More common than given names are bynames, which follow the birth date name. They are often adjectives, such as Ndxiixun Se² "cruel, vicious, hard-hearted", as in the name of Hé³xi² Ñą¹³mba³ Se², leader of Quaxin Xun during the Great Ekuosian War. They may also be descriptive verbal phrases, such as Hlung Tọnụldạh "burnt, arson victim", as in the name of Bosato footballer Jń Tọnụldạh (a mixed name—the forename, Jń, is Terminian).
Date names are given in long form in official contexts and introductions, but they commonly have shortened forms, since some are incredibly long. Shortened date names are used in most informal and semi-formal contexts in which a date name would be used instead of a given name or byname. For instance, when there is no risk of confusion, a person without a given name or byname is likely to use the shortened date name around classmates, coworkers, and family, or when giving their order at a coffeeshop. Date names are shortened by taking the first syllable of each word. As an example, the full date name Rra³ Zį²ʼą¹zą² Mbi³ Ti¹rú³ "21 Flute Player", is shortened to Rra³zį²mbi³ti¹. In Hlung, these names obey vowel harmony rules. So the corresponding Hlung name Ra Sịyịhạạsạ Muwi Tirukkoxał is shortened to Rasimuti, not *Rasịmuti.
Mañian naming conventions are still standard throughout most of Quaxin Xun. However, they have been altered in areas where they have come into contact with non-Xuni cultures, including but not limited to other Ngerupic cultures like the Kwang. People of mixed Mañian-Kwang heritage typically have a date name, use their Kwang parent's surname as a surname in official contexts, and may use a Kwang first name as a given name. An example Mañian-Kwang name is Ñžeз Ra Sịyịhạạsạ Ŋokun Luukwa Ñaƞ, which is formed with a Xuni Kwang surname Ñžeз "Bird", a Hlung date-name Ra Sịyịhạạsạ Ŋokun Luukwa "29 Potter's Wheel", and a Kwang given name Ñaƞ "East". This person would go by Ñaƞ informally, Ñžeз on official documents, Ra Sịyịhạạsạ Ŋokun Luukwa in official contexts specific to Mañian culture (including, most likely, on Xuni official documents), and Rasiŋolu in semi-formal contexts and with strangers and acquaintances.

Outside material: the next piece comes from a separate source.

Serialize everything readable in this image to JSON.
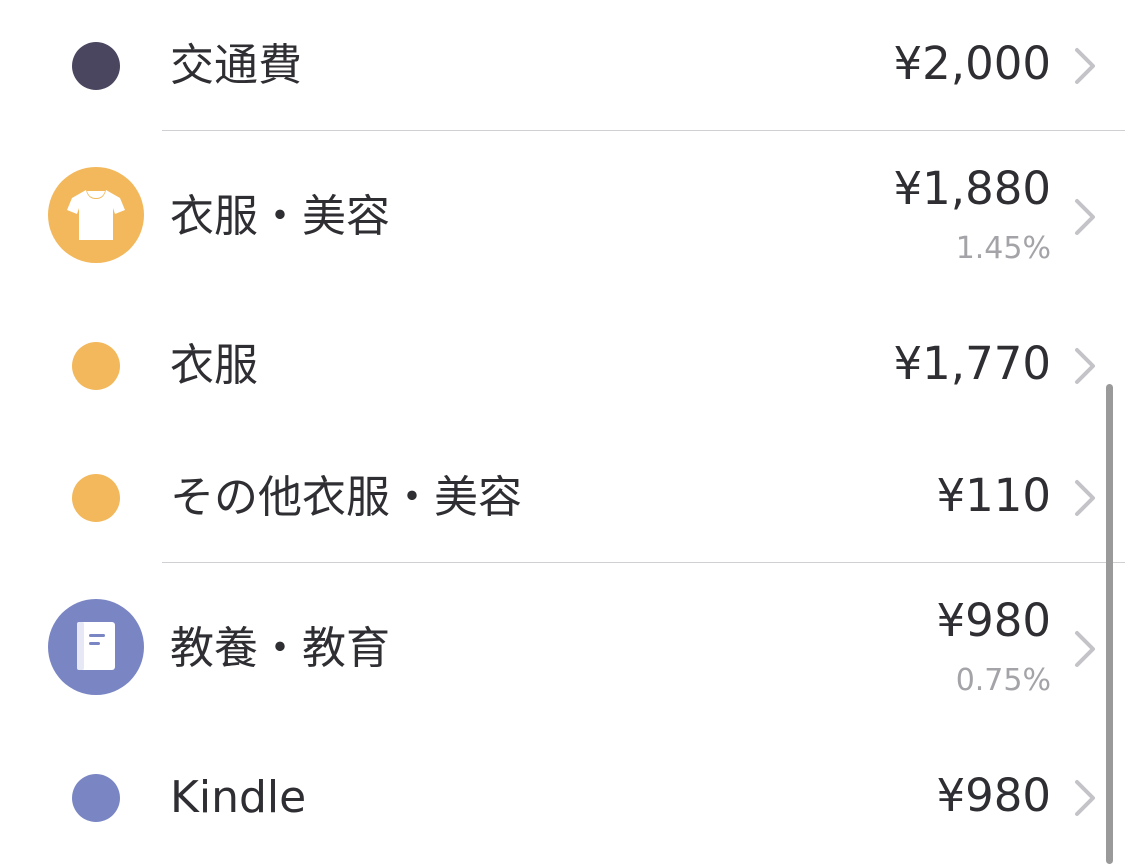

In Bosato, usage of Mañian naming conventions, even among people with two Mañian parents, varies widely. This variation is tied to residence, which is in turn tied to social class. Hlung people who live in Xuni suburbs and commute to Bosato as workers are more likely to use traditional Mañian naming conventions. Hlung people who live in Bosato are likely to be higher class, work white collar jobs such as technology or finance, and use naming conventions that are closer to Kwang and Rietic cultures. Consider, for example, two Hlung people with the date name Sịyịhạạsạ Ra Jakwarał "12 Outrigger". One of them has the official legal name Sịyịhạạsạ Ra Jakwarał and goes by Sịrạjạ. The other goes by the given name Sạmlạnị "Tiger" and uses the byname Ŋoruyalayex "Traveler" as a surname, going by the full name Ŋoruyalayex Sạmlạnị. Although to people unfamiliar with Mañian and Bosatese culture, these names may seem equally Hlung, people who live in the Bosato metropolitan area would assume based on their names that Sịrạjạ is a lower class domestic or construction worker, living in the western suburbs, and that Sạmlạnị lives in a luxury condo in Bosato proper and works a well-paid white collar job, most likely in the financial or technology sectors.